Use Elibitility Trace Actor-Critic to Play Acrobot-v1¶

TensorFlow version

In [1]:
%matplotlib inline

import sys
import logging
import itertools

import numpy as np
np.random.seed(0)
import pandas as pd
import gym
import matplotlib.pyplot as plt
import tensorflow.compat.v2 as tf
tf.random.set_seed(0)
from tensorflow import keras
from tensorflow import nn
from tensorflow import optimizers
from tensorflow import losses
from tensorflow.keras import layers
from tensorflow.keras import models

logging.basicConfig(level=logging.INFO,
        format='%(asctime)s [%(levelname)s] %(message)s',
        stream=sys.stdout, datefmt='%H:%M:%S')
In [2]:
env = gym.make('Acrobot-v1')
for key in vars(env):
    logging.info('%s: %s', key, vars(env)[key])
for key in vars(env.spec):
    logging.info('%s: %s', key, vars(env.spec)[key])
14:32:46 [INFO] env: <AcrobotEnv<Acrobot-v1>>
14:32:46 [INFO] action_space: Discrete(3)
14:32:46 [INFO] observation_space: Box(-28.274333953857422, 28.274333953857422, (6,), float32)
14:32:46 [INFO] reward_range: (-inf, inf)
14:32:46 [INFO] metadata: {'render.modes': ['human', 'rgb_array'], 'video.frames_per_second': 15}
14:32:46 [INFO] _max_episode_steps: 500
14:32:46 [INFO] _elapsed_steps: None
14:32:46 [INFO] id: Acrobot-v1
14:32:46 [INFO] entry_point: gym.envs.classic_control:AcrobotEnv
14:32:46 [INFO] reward_threshold: -100.0
14:32:46 [INFO] nondeterministic: False
14:32:46 [INFO] max_episode_steps: 500
14:32:46 [INFO] _kwargs: {}
14:32:46 [INFO] _env_name: Acrobot
In [3]:
class ElibilityTraceActorCriticAgent:
    def __init__(self, env):
        self.action_n = env.action_space.n
        self.gamma = 0.99
        self.actor_lambda = 0.9
        self.critic_lambda = 0.9

        self.actor_net = self.build_net(
                input_size=env.observation_space.shape[0],
                hidden_sizes=[100,],
                output_size=self.action_n, output_activation=nn.softmax,
                loss=losses.categorical_crossentropy, learning_rate=0.0001)
        self.critic_net = self.build_net(
                input_size=env.observation_space.shape[0],
                hidden_sizes=[100,],
                learning_rate=0.0002)

    def build_net(self, input_size, hidden_sizes, output_size=1,
                activation=nn.relu, output_activation=None,
                loss=losses.mse, learning_rate=0.001):
        model = keras.Sequential()
        for layer, hidden_size in enumerate(hidden_sizes):
            kwargs = {'input_shape': (input_size,)} if layer == 0 else {}
            model.add(layers.Dense(units=hidden_size, activation=activation,
                    **kwargs))
        model.add(layers.Dense(units=output_size, activation=output_activation))
        optimizer = optimizers.Adam(learning_rate)
        model.compile(optimizer=optimizer, loss=loss)
        return model

    def reset(self, mode=None):
        self.mode = mode
        if self.mode == 'train':
            self.trajectory = []
            self.discount = 1.
            self.actor_trace_tensors = [0. * weight for weight in
                    self.actor_net.get_weights()]
            self.critic_trace_tensors = [0. * weight for weight in
                    self.critic_net.get_weights()]

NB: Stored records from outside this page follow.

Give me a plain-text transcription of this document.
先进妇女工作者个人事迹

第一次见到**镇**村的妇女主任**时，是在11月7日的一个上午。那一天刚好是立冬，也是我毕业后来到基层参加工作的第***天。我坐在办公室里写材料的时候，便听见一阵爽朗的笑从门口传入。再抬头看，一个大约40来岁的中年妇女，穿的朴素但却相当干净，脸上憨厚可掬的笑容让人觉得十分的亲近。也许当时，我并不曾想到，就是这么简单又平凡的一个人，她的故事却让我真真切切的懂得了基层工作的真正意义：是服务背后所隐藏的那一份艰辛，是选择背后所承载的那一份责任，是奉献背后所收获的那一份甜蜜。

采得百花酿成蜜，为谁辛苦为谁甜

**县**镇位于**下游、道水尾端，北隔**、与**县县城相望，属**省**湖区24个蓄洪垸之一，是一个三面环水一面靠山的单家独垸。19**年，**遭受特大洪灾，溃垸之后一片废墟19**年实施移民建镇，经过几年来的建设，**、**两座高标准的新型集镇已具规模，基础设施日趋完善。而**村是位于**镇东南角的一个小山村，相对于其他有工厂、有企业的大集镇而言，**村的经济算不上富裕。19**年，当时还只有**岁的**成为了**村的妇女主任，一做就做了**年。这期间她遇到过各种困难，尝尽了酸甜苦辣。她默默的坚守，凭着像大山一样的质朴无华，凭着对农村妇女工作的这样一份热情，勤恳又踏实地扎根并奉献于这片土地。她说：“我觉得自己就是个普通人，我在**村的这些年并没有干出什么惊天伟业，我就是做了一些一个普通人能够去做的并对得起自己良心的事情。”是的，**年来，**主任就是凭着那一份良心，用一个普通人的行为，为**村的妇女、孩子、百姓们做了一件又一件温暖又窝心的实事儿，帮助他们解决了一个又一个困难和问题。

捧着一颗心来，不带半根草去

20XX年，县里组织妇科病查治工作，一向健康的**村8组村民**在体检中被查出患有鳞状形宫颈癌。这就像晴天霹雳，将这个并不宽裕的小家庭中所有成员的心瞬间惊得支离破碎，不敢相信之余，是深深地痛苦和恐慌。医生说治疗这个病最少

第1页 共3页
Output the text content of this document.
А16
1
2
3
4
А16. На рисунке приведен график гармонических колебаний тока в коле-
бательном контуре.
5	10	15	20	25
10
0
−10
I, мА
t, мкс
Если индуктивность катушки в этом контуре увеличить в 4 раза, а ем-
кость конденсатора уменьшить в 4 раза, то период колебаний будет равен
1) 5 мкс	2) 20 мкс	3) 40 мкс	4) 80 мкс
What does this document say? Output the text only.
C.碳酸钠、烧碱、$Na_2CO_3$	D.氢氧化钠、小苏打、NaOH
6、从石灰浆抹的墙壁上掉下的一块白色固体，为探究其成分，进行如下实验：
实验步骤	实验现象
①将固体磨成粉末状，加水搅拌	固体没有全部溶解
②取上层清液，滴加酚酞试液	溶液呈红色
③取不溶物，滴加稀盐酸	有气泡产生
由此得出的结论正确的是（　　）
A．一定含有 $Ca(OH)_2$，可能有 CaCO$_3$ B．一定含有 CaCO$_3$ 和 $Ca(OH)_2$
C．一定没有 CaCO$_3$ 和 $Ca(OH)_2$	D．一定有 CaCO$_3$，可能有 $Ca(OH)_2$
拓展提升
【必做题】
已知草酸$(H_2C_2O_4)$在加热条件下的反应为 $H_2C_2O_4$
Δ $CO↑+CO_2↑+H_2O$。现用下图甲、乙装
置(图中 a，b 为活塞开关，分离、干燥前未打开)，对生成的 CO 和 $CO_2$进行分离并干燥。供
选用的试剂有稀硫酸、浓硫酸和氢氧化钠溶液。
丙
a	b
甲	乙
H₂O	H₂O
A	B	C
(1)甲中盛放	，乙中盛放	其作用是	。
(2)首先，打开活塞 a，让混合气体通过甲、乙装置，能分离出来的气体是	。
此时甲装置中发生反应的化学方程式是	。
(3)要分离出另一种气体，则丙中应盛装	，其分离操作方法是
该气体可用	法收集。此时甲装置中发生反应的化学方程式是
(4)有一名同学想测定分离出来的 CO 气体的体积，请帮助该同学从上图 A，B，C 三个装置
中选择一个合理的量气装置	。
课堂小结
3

    def step(self, observation, reward, terminated):
        probs = self.actor_net.predict(observation[np.newaxis], verbose=0)[0]
        action = np.random.choice(self.action_n, p=probs)
        if self.mode == 'train':
            self.trajectory += [observation, reward, terminated, action]
            if len(self.trajectory) >= 8:
                self.learn()
            self.discount *= self.gamma
        return action

    def close(self):
        pass

    def learn(self):
        state, _, _, action, next_state, reward, terminated, _ = \
                self.trajectory[-8:]
        states = state[np.newaxis]
        q = self.critic_net.predict(states, verbose=0)[0, 0]
        next_v = self.critic_net.predict(next_state[np.newaxis], verbose=0)[0, 0]
        target = reward + (1. - terminated) * self.gamma * next_v
        td_error = target - q

        # update actor
        state_tensor = tf.convert_to_tensor(states, dtype=tf.float32)
        with tf.GradientTape() as tape:
            pi_tensor = self.actor_net(state_tensor)[0, action]
            logpi_tensor = tf.math.log(tf.clip_by_value(pi_tensor, 1e-6, 1.))
        grad_tensors = tape.gradient(logpi_tensor, self.actor_net.variables)
        self.actor_trace_tensors = [self.gamma * self.actor_lambda * trace +
                self.discount * grad for trace, grad in
                zip(self.actor_trace_tensors, grad_tensors)]
        actor_grads = [-td_error * trace for trace in self.actor_trace_tensors]
        actor_grads_and_vars = tuple(zip(actor_grads, self.actor_net.variables))
        self.actor_net.optimizer.apply_gradients(actor_grads_and_vars)

        # update critic
        with tf.GradientTape() as tape:
            v_tensor = self.critic_net(state_tensor)[0, 0]
        grad_tensors = tape.gradient(v_tensor, self.critic_net.variables)
        self.critic_trace_tensors = [self.gamma * self.critic_lambda * trace +
                grad for trace, grad in
                zip(self.critic_trace_tensors, grad_tensors)]
        critic_grads = [-td_error * trace for trace in self.critic_trace_tensors]
        critic_grads_and_vars = tuple(zip(critic_grads,
                self.critic_net.variables))
        self.critic_net.optimizer.apply_gradients(critic_grads_and_vars)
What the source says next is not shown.